As I read the paper, I saw that Pierce was completely correct, as far as he had carried his calculations. But I also saw that he had made a rather basic mistake. Pierce's mistake lay in assuming that one absolutely had to travel at such a large fraction of the speed of light (say 99.5% of the speed of light) rather than at some lower speed where the mass left over would be much more substantial. Traveling at a smaller fraction of the speed of light (say 3%) allows one to travel rather fast, after all (much faster than a speeding bullet, for instance), and to conduct the accelerations and de-accelerations necessary for a return journey in a much more feasible manner.

 For instance, if one were willing to travel at 8% of the speed of light, one could still travel around the near-Galactic environment pretty quickly (after all, .08*c is pretty fast!!!), but still have plenty of fuel left over for maneuvres and a return trip. But because Pierce had limited himself to only considering extreme speeds near 99.5% of light, he had mistakenly concluded that actual physical travel to distant star systems was an impossibility.

Pierce's viewpoint quickly became the viewpoint of establishment physics.
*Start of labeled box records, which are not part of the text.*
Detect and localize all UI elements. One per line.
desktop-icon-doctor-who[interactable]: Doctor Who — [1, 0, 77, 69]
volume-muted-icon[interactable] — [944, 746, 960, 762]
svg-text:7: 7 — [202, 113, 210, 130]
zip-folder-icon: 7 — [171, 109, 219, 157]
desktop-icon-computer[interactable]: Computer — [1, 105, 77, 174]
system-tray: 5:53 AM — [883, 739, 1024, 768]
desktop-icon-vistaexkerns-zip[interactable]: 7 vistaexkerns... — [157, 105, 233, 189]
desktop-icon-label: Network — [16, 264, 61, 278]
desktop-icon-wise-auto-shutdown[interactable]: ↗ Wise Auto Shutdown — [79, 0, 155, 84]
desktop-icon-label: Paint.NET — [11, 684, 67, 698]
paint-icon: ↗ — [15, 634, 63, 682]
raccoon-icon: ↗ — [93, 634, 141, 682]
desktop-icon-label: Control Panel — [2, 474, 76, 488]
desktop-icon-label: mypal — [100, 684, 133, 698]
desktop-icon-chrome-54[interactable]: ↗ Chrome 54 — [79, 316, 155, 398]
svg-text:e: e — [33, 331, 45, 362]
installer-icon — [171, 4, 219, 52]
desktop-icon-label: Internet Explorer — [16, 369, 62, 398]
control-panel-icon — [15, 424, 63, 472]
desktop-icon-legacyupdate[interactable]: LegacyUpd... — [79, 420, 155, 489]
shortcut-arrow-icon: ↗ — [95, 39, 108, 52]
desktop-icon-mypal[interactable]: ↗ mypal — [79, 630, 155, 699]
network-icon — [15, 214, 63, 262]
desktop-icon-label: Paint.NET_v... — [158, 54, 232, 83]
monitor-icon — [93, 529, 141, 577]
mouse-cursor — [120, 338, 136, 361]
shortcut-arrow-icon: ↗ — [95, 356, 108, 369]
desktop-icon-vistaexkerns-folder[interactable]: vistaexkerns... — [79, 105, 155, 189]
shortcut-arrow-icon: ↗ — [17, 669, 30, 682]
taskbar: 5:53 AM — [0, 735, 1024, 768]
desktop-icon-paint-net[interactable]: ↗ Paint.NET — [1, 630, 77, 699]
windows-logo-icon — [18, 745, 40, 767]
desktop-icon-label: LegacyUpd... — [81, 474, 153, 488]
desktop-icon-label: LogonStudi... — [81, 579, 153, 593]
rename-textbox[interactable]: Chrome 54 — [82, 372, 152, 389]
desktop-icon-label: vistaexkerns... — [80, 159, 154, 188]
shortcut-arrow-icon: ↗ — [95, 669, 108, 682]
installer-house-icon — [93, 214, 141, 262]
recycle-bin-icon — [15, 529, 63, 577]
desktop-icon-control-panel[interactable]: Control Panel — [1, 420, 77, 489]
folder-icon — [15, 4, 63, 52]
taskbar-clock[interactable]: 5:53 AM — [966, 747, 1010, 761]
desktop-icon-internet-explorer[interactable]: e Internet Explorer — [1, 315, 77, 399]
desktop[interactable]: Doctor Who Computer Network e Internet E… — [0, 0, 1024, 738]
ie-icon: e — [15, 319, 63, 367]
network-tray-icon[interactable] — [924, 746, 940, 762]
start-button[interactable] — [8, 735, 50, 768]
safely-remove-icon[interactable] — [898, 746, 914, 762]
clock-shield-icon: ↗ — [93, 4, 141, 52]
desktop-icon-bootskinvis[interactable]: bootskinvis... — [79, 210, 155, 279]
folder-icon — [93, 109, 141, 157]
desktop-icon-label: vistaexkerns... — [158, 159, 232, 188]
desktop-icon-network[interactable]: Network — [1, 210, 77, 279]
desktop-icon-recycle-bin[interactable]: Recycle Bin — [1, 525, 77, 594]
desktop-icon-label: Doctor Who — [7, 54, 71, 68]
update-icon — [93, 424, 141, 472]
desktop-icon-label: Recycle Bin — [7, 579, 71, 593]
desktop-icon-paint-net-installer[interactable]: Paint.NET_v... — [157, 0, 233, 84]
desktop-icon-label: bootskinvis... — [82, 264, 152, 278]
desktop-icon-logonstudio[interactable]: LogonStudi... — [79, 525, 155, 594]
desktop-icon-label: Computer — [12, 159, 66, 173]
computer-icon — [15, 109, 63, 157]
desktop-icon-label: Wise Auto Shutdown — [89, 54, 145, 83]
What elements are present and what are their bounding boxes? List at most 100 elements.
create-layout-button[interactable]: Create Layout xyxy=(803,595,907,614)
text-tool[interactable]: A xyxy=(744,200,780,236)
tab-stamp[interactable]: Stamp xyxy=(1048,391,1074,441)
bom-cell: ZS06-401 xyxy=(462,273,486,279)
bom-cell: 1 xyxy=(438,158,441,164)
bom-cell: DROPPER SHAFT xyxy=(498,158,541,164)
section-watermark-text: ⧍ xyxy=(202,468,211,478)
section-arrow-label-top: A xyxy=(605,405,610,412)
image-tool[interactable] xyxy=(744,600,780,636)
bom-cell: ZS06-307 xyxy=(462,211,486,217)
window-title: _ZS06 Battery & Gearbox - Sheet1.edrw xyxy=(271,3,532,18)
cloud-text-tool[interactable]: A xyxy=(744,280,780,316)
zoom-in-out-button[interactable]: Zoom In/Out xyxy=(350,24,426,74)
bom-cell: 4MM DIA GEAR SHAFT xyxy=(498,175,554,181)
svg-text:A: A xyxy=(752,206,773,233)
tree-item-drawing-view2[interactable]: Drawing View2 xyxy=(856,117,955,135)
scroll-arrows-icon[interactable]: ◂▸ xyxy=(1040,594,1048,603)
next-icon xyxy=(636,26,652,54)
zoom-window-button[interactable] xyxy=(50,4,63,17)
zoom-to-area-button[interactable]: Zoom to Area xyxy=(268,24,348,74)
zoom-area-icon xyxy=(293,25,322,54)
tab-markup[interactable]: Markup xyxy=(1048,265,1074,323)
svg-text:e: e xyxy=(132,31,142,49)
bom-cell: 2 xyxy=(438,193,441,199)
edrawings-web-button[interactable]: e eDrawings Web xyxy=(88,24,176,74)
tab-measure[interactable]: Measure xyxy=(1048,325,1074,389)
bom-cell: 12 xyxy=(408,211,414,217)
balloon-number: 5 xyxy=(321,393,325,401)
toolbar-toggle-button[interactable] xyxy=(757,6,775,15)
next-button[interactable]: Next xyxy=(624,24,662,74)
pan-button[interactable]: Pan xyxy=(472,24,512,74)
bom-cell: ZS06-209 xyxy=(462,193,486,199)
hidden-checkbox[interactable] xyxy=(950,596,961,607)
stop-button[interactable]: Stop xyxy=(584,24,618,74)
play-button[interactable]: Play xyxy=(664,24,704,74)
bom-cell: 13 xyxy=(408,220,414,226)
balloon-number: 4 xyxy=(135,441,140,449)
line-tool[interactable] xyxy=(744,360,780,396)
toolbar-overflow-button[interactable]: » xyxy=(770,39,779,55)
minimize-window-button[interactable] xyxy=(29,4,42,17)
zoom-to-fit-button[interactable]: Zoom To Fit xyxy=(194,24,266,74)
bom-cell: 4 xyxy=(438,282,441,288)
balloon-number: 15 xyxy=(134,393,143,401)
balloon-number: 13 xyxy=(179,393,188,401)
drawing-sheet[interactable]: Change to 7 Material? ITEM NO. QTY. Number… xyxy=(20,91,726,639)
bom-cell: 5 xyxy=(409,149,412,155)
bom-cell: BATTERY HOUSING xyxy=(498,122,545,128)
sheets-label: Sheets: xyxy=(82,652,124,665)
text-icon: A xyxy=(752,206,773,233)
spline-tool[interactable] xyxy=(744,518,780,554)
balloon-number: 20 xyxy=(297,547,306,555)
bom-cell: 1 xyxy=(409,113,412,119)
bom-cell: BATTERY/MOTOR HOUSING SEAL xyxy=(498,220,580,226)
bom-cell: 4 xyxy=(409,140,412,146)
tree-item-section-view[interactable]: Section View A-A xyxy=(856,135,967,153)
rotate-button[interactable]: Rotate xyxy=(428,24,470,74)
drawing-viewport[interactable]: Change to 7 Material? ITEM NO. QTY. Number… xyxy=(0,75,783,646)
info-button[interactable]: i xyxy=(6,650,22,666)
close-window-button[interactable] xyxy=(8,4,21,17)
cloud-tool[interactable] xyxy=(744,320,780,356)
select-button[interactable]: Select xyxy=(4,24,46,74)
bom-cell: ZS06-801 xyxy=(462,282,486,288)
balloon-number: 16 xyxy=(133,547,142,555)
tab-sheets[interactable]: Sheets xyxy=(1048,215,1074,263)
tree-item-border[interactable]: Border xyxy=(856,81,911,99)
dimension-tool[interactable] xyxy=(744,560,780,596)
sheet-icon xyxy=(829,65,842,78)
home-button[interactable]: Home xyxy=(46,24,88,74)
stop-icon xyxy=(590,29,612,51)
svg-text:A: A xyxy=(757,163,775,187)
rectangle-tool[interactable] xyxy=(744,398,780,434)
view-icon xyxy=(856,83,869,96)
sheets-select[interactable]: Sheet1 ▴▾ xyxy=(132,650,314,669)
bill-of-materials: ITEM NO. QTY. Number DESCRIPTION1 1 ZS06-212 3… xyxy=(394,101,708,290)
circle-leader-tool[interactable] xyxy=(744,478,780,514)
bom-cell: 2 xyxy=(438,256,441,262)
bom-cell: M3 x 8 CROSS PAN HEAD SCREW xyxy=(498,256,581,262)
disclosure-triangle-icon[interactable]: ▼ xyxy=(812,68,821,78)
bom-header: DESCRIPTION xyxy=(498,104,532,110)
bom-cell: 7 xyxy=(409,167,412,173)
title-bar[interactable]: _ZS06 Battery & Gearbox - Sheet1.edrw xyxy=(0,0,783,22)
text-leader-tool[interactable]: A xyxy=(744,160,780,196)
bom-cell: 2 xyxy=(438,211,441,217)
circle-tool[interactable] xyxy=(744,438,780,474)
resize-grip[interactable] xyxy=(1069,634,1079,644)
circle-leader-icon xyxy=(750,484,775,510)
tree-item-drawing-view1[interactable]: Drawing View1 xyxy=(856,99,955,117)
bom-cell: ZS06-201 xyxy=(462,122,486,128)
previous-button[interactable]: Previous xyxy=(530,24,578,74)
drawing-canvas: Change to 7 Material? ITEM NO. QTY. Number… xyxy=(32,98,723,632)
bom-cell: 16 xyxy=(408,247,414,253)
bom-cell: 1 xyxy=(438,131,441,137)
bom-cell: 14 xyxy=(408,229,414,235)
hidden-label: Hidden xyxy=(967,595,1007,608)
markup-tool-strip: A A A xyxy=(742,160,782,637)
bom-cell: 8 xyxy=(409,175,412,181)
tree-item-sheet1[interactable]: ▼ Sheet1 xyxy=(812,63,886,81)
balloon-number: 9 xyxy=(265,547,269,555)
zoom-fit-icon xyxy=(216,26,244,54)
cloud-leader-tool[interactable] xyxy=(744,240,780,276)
After Pierce's calculations appeared, they were championed by others, including the Nobel-prize winning physicist Edward Purcell (among others). In a somewhat uncritical and perhaps self-serving fashion, all those agreeing with Pierce seemed to have an interest in increased funding for radio astronomy and radio science at the expense (perhaps) of physical space flight. As a result, the engineering needed for planning an actual interstellar space voyage has languished for 50 years, and the only people willing to talk about it in any sort of detail have been science fiction writers.

The purpose of the following calculations on this website are to show that a trip to another stellar system might be possible someday, and might even be possible within the next 50- 100 years.

The most practical choice for an initial first journey is to the alpha centauri system. Alpha centauri is a yellow G-type sun which is alot like our good old Sun. It is also the closest yellow G-type star, so that if one of the criteria for our voyage is to see whether there are other "people" out there like us, or whether or not there is another planet out there for us to colonize, it ranks high on the list.